A Window Into the Clinton Campaign

The latest episode to emerge, reported Monday by Politico, offers a window into how the campaign uses perhaps its biggest asset -- former President Bill Clinton -- to protect Sen. Clinton's reputation.

According to Politico, Clinton aides convinced GQ's editors to spike an unflattering piece about the campaign's inner workings by threatening the magazine's access to the former president, who is the subject of a planned cover story.

GQ representatives have confirmed that they killed a planned story on the Clinton campaign, though they refuse to comment on their reasons. Clinton campaign officials declined to comment on the incident, and communications director Howard Wolfson said the campaign would not discuss its overall relationship with the press.

Clinton aides say privately that while they certainly grant less access than some other campaigns -- particularly those of Sen. John McCain, R-Ariz., and former Democratic North Carolina Sen. John Edwards -- reporters also grumble about not getting regular contact with Clinton's main rival for the Democratic nomination, Sen. Barack Obama, D-Ill.

They point out that Clinton schedules interviews with local reporters during most of her trips, as is typical of candidates during a presidential campaign.

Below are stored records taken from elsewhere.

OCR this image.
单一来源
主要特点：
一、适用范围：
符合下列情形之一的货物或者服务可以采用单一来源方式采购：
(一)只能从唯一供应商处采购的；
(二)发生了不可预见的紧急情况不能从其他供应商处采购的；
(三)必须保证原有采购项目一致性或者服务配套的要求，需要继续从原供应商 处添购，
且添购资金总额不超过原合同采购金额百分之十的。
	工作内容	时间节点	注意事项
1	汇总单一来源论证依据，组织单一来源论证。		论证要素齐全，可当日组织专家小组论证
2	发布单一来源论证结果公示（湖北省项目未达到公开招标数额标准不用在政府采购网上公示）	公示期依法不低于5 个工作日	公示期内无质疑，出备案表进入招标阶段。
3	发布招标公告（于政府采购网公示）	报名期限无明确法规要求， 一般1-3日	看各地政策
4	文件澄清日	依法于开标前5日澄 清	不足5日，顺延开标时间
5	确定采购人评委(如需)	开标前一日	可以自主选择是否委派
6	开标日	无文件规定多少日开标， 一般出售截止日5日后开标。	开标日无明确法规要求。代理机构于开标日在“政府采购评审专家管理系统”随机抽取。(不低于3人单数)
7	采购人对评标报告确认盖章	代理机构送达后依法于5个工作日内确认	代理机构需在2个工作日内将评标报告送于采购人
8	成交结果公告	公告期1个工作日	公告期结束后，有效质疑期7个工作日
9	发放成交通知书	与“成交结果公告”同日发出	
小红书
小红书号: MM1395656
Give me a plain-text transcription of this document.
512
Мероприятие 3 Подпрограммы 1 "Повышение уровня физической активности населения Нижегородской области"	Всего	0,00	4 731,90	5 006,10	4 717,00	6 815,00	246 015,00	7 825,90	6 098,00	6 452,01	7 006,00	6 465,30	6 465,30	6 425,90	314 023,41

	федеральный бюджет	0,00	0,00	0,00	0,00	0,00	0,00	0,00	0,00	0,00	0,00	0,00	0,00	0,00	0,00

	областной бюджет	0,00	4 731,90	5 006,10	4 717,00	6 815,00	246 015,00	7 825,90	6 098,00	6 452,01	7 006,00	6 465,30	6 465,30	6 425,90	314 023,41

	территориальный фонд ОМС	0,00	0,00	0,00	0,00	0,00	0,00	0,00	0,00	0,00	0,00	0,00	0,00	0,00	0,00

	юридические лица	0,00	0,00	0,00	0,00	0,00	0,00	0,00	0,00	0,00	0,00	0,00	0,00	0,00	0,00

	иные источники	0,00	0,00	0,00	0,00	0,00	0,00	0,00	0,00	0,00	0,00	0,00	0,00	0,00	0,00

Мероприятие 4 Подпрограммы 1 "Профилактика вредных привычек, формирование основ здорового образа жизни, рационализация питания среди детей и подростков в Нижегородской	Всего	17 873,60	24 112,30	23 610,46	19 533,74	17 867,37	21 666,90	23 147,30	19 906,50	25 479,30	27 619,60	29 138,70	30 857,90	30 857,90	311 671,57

Campaigns Take Media Into Their Own Hands

All campaigns seek to mold media coverage. The Clinton campaign's tightly controlled access, her aides argue, is simply a function of modern campaigning, where every public utterance is subject to a posting, and candidates have new ways of reaching voters directly.

Gone are the freewheeling days of 1992, they say, when Bill Clinton spent endless hours chatting up reporters in the back of his campaign bus. This year's Clinton campaign is much more likely to generate positive press coverage -- and ultimately reach voters -- with a Web video of its own, such as the one that featured Bill and Hillary in a spoof of the final episode of "The Sopranos."